A really warm, uncynical and refreshing view of the life poetic with stories of being out on the road interspersed with musical reminiscences. Very enjoyable. The only gripe about the otherwise impeccable musical selection is the author’s eventual caving in to the pressures of the Bob Dylan hegemony.

3 star





Grounded

11 11 2009

Gone to Ground by John Harvey

(Actually read this some time ago) Not a Resnick one but very good nevertheless.

Will’s first thought when he saw the man’s face: it was like a glove that had been pulled inside out…Stephen Bryan, a gay academic, is found brutally murdered in his bathroom. Will Grayson and Helen Walker, police detectives investigating the case, at first assume that his death is the result of an ill-judged sexual encounter: rough trade gone wrong. But doubts are soon raised. Bryan’s laptop has gone missing – could the murder be connected to a biography he was writing on the life and mysterious death of fifties screen legend, Stella Leonard? Convinced there’s a link, Bryan’s sister Lesley sets out to prove that Bryan had uncovered a dangerous truth, and that – desperate to keep it hidden – Stella Leonard’s rich and influential family have silenced him. But soon both Lesley and Helen Walker find themselves victims of the violence that swirls around them, as gradually the investigation uncovers the secrets of a family corrupted by lust, wealth and power…

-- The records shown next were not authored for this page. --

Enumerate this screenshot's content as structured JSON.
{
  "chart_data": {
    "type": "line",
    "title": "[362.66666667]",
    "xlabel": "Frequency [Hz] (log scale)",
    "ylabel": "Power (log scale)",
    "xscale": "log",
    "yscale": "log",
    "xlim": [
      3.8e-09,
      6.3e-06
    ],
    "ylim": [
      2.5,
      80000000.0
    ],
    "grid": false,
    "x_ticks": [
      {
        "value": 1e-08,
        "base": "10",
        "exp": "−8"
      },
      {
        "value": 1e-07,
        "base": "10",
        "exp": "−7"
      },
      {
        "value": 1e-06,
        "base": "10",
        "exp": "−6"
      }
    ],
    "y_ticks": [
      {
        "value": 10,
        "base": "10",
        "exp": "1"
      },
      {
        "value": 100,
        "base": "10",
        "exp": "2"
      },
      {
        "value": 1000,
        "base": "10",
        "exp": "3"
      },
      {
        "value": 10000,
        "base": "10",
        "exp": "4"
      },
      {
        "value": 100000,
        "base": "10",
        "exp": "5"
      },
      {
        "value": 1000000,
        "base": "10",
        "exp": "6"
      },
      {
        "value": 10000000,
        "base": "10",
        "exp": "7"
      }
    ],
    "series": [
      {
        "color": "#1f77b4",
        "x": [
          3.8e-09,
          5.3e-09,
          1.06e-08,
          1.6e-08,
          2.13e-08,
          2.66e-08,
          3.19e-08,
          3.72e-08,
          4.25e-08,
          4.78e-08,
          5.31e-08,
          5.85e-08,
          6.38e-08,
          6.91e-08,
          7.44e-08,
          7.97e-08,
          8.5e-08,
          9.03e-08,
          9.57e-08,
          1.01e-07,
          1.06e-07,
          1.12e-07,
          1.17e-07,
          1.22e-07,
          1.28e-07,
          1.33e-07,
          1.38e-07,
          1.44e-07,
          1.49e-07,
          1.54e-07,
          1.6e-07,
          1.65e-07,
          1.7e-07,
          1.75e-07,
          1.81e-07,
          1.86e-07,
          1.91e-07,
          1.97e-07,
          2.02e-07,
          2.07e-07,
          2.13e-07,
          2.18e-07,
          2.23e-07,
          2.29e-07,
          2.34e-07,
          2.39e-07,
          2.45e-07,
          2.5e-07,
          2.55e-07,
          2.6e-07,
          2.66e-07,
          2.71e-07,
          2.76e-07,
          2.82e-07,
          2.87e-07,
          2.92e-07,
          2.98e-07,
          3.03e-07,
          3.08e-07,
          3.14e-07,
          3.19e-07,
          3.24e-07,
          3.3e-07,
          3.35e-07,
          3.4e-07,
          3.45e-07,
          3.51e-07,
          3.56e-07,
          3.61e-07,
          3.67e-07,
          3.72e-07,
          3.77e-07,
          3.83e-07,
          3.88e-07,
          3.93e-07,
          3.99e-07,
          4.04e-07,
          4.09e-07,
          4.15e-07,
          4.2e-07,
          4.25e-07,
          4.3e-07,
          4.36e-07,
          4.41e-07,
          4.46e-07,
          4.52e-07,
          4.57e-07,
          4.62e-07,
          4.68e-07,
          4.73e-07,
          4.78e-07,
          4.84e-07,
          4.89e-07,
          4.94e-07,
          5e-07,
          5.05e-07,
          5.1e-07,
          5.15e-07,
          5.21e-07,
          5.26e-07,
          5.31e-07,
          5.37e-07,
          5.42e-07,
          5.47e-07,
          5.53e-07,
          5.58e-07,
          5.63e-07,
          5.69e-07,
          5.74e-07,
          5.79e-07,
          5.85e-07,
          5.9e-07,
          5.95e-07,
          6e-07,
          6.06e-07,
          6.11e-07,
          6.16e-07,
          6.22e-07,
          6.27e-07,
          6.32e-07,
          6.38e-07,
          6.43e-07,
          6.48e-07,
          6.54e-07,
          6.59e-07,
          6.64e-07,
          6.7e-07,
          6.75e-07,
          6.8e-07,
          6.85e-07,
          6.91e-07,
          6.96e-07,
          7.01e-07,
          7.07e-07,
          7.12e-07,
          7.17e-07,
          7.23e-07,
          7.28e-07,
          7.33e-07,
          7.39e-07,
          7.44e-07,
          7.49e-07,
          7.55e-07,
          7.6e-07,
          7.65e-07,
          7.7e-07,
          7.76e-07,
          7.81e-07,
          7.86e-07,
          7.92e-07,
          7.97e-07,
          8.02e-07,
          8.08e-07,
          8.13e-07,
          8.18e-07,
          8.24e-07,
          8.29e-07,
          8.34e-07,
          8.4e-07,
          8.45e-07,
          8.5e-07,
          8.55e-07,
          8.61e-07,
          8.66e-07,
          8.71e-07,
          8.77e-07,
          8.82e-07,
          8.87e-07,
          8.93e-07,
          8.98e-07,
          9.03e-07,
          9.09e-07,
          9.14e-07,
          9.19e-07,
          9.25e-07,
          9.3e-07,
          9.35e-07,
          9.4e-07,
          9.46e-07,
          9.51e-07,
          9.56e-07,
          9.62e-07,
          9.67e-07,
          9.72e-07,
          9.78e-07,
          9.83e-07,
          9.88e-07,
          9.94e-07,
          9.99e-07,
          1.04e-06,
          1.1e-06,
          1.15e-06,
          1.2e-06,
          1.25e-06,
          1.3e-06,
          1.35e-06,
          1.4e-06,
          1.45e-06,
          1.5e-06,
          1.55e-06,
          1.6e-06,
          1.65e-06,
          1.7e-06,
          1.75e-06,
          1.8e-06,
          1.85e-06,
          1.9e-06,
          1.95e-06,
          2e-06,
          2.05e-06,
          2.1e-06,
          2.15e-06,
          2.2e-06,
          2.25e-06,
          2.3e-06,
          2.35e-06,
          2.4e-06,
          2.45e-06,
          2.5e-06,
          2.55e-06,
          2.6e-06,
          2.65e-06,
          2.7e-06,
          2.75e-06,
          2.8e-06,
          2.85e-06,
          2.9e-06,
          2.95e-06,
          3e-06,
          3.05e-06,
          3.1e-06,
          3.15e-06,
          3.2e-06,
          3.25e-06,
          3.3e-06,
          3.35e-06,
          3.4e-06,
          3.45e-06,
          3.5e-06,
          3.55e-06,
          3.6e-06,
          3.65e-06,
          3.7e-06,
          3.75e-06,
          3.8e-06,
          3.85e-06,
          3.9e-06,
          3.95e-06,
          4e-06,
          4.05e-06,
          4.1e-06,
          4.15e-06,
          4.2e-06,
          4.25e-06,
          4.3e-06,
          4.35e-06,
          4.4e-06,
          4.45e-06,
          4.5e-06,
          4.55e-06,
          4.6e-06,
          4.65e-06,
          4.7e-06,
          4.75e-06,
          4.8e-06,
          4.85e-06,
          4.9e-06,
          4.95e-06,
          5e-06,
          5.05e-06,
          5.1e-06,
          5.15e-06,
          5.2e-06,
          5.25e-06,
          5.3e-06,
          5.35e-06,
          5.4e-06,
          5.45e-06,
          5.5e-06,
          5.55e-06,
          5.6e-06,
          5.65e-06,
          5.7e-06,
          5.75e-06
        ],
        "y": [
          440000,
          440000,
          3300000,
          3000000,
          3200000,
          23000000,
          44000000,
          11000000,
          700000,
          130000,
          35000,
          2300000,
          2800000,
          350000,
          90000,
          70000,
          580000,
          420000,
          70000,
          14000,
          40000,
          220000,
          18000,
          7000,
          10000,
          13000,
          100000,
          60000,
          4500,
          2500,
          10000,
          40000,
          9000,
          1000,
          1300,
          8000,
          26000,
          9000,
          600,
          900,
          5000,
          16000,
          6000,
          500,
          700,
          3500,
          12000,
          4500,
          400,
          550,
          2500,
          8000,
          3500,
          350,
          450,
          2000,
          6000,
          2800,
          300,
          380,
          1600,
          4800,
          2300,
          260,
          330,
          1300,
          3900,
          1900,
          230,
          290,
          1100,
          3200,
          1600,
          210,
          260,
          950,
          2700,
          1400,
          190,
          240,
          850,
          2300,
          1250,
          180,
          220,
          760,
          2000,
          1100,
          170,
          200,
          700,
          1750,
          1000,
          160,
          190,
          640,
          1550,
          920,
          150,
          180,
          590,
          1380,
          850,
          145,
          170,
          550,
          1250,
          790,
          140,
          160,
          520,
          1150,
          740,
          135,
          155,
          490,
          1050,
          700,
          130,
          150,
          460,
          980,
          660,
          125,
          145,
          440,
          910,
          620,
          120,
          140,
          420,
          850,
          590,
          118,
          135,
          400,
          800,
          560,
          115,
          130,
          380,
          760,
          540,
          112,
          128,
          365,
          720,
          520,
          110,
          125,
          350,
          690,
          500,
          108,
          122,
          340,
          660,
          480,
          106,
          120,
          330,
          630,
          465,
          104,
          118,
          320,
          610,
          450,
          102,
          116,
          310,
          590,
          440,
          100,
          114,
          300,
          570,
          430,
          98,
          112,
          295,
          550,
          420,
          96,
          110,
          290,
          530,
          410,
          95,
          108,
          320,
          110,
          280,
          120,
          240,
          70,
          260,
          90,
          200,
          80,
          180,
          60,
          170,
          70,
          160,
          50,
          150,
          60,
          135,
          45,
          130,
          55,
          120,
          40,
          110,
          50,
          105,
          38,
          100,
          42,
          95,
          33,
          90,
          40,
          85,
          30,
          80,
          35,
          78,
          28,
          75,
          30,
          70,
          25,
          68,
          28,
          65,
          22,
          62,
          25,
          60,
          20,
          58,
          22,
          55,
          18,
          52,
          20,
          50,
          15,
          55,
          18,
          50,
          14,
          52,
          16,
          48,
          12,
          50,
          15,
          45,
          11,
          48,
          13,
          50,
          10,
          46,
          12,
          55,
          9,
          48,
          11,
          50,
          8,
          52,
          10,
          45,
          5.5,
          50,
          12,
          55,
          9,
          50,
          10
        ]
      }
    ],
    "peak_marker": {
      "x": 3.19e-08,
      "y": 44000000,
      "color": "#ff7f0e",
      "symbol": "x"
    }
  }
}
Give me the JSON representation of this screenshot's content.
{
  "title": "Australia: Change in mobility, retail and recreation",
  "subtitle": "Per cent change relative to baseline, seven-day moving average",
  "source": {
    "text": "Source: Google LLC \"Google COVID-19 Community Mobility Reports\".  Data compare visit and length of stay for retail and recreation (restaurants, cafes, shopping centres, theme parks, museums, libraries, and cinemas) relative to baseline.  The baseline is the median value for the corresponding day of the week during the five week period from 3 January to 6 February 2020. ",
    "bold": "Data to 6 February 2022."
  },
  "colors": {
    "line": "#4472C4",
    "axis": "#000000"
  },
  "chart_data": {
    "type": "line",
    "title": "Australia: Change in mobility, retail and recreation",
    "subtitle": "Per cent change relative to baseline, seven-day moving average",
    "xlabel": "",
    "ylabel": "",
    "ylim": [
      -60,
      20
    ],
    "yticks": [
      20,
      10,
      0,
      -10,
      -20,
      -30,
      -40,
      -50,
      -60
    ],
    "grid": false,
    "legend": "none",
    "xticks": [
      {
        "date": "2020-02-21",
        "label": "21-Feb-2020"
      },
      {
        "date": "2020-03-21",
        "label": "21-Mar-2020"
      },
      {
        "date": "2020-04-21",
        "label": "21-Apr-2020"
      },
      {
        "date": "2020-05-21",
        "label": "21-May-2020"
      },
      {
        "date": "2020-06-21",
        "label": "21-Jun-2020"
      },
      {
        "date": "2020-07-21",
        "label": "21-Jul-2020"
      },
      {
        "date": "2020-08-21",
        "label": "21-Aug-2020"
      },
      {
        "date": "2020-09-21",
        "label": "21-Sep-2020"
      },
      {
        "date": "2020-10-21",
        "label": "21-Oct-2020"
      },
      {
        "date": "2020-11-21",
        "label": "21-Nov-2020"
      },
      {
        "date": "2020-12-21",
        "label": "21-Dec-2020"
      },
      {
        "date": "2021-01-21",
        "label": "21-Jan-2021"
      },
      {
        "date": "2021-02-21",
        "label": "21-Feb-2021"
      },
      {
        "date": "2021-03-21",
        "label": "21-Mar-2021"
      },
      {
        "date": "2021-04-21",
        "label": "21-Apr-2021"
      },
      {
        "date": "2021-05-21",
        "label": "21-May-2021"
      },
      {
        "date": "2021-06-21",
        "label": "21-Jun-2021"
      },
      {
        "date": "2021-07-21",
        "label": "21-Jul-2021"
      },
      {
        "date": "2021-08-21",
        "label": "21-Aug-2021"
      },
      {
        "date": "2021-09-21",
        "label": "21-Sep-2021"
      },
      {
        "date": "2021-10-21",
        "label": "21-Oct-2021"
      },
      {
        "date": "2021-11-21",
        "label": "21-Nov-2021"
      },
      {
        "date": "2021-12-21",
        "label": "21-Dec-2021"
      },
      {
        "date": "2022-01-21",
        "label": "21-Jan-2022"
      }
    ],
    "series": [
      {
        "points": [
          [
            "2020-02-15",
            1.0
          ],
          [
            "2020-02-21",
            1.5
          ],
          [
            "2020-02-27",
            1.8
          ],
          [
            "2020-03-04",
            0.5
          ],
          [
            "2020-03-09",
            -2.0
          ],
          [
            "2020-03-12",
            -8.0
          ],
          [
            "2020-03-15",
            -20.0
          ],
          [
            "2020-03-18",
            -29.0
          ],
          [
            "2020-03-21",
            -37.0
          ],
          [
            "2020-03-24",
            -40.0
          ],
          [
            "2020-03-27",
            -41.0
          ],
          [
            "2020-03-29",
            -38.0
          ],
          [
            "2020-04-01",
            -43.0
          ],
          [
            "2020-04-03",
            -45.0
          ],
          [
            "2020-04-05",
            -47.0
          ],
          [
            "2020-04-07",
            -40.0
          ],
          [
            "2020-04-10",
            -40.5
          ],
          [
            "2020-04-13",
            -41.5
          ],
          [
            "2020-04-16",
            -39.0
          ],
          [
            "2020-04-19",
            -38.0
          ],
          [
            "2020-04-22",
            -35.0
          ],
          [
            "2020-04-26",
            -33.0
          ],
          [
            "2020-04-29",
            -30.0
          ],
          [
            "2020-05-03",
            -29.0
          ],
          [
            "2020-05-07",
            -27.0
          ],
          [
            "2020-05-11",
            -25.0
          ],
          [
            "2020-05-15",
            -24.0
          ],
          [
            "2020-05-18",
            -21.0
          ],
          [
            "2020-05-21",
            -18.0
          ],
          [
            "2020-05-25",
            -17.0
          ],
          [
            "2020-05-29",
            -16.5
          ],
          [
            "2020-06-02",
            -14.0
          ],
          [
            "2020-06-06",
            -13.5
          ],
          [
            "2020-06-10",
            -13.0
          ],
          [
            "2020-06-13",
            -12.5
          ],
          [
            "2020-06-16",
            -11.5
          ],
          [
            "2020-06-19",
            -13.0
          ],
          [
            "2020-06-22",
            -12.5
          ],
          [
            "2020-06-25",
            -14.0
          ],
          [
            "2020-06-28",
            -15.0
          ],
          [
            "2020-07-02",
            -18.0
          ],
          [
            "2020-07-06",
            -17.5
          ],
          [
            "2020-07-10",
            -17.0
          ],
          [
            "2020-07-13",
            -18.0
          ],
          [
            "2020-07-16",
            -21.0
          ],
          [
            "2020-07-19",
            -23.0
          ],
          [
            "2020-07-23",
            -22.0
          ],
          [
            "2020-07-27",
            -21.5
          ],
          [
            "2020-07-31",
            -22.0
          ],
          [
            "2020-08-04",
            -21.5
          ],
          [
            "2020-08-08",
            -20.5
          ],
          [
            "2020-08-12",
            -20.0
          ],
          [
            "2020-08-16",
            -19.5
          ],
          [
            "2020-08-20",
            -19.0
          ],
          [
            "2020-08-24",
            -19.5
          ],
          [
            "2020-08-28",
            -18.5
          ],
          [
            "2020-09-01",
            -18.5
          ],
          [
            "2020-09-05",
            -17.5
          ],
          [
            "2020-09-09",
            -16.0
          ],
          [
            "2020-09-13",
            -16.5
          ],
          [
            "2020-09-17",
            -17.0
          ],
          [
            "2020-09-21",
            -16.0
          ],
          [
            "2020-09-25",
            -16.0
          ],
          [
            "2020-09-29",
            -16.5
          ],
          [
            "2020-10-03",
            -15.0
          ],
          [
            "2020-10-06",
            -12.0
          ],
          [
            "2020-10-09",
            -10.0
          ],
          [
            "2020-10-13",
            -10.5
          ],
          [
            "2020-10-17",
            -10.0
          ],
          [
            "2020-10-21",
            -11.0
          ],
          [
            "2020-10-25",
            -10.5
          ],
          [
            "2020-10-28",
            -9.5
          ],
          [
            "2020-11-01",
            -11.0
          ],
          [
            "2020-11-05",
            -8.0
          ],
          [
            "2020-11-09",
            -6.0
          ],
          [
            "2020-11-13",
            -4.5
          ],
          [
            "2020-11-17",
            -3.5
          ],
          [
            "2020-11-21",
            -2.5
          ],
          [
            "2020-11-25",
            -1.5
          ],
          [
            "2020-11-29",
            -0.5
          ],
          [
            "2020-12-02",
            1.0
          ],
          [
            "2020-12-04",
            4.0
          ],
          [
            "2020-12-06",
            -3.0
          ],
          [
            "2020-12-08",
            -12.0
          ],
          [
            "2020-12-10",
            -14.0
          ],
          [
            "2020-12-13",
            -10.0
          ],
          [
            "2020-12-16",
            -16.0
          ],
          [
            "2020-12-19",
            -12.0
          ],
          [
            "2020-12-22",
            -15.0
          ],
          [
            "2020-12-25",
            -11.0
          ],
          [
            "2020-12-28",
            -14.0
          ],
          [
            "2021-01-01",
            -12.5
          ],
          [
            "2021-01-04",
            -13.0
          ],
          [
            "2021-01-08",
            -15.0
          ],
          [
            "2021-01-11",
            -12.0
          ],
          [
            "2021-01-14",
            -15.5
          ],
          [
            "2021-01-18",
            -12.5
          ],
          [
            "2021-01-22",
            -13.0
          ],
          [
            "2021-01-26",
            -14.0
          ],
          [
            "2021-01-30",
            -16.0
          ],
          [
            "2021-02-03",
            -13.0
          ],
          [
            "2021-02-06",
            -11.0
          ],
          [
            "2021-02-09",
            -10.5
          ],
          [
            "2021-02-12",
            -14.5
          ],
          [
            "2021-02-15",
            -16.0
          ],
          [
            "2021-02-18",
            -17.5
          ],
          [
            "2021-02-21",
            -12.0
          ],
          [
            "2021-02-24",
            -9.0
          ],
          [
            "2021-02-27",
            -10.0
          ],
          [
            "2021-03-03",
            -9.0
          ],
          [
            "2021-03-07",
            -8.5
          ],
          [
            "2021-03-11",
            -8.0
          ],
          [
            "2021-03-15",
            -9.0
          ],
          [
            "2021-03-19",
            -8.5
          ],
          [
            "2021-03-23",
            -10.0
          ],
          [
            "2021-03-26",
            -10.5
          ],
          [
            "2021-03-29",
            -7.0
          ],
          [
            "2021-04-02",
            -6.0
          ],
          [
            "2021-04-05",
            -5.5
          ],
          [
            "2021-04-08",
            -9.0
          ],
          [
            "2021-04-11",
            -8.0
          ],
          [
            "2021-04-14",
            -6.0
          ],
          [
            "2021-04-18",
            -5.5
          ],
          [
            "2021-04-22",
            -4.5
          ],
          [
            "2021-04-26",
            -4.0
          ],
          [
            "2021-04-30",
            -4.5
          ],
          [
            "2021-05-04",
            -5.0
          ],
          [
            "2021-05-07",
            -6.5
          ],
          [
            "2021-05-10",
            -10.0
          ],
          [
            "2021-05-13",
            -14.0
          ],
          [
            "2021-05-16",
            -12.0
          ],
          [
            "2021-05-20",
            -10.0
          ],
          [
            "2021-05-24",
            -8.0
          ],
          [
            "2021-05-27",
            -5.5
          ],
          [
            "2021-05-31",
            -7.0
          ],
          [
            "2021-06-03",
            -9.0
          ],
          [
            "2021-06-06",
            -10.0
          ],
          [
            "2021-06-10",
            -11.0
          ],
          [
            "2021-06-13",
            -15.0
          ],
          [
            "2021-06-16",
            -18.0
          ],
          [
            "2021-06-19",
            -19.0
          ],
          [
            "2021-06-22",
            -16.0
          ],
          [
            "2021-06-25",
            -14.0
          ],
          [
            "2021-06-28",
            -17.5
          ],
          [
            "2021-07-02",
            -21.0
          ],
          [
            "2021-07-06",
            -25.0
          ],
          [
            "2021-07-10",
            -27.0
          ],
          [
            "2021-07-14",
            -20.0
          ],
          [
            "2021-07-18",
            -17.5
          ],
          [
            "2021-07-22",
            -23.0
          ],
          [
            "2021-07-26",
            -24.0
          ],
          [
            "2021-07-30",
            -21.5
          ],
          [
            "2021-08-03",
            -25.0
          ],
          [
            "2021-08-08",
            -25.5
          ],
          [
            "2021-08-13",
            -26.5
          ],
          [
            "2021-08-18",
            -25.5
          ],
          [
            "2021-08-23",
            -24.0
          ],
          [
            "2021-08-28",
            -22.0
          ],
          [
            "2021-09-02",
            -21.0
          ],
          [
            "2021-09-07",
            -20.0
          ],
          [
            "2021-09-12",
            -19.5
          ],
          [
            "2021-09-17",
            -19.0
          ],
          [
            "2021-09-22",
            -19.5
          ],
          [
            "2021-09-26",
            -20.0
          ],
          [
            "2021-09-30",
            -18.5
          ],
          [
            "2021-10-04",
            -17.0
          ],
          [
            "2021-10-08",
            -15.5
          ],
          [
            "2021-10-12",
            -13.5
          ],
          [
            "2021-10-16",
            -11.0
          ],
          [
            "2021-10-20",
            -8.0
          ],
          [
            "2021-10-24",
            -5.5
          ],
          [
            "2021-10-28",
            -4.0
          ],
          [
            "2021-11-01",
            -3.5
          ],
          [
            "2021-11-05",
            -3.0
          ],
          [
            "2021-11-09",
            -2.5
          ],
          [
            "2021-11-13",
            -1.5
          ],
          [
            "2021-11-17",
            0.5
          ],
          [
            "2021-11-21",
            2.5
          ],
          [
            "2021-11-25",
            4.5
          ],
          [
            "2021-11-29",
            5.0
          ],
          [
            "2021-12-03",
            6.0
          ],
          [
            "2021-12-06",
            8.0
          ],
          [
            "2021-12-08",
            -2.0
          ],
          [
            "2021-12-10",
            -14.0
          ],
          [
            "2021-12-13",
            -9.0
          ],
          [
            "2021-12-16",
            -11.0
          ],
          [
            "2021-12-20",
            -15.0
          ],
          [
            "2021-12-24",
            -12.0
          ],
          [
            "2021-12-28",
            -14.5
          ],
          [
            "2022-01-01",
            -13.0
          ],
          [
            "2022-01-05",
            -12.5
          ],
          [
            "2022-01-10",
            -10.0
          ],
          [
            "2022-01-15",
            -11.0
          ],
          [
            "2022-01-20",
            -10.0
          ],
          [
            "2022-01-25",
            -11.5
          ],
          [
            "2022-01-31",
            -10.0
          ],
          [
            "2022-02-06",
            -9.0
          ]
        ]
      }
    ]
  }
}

One of the more recent ones and I think this was in fact the first Harvey I picked up. Mainly set in Cambridge rather than Nottingham but some of the characters do cross over from Resnick series. Really is rather good – well-paced, well-plotted and just an entertaining read.

3 star





Headway

5 11 2009

The Maintenance of Headway by Magnus Mills

Maintenance

‘It’s a matter of procedure,’ I explained. ‘Strictly for the record. You don’t get sacked from this job unless you did what Thompson did.’ ‘What did he do then?’ ‘We never mention it.’ In Magnus Mills’ brilliant short novel he transports us into the bizarre world of the bus drivers who take us to work, to the supermarket, to the match and home again. It is a strange but all too real universe in which ‘the timetable’ and ‘maintenance of headway’ are sacred, but where the routes can change with the click of an inspector’s fingers and the helpless passengers are secondary. The journey from the southern outpost to the arch, the circus and the cross will seem as familiar as your regular route, but then Magnus Mills shows you the almost religious fervour which lies behind it, and how it is fine to be a little bit late but utterly unforgivable to be a moment early.

Very reminiscent of The Scheme for Full Employment but none the worse for that. Mills writes in a cool, deadpan style and delivers a surreal tale of the strange life on the buses which is compellingly realised and never dull.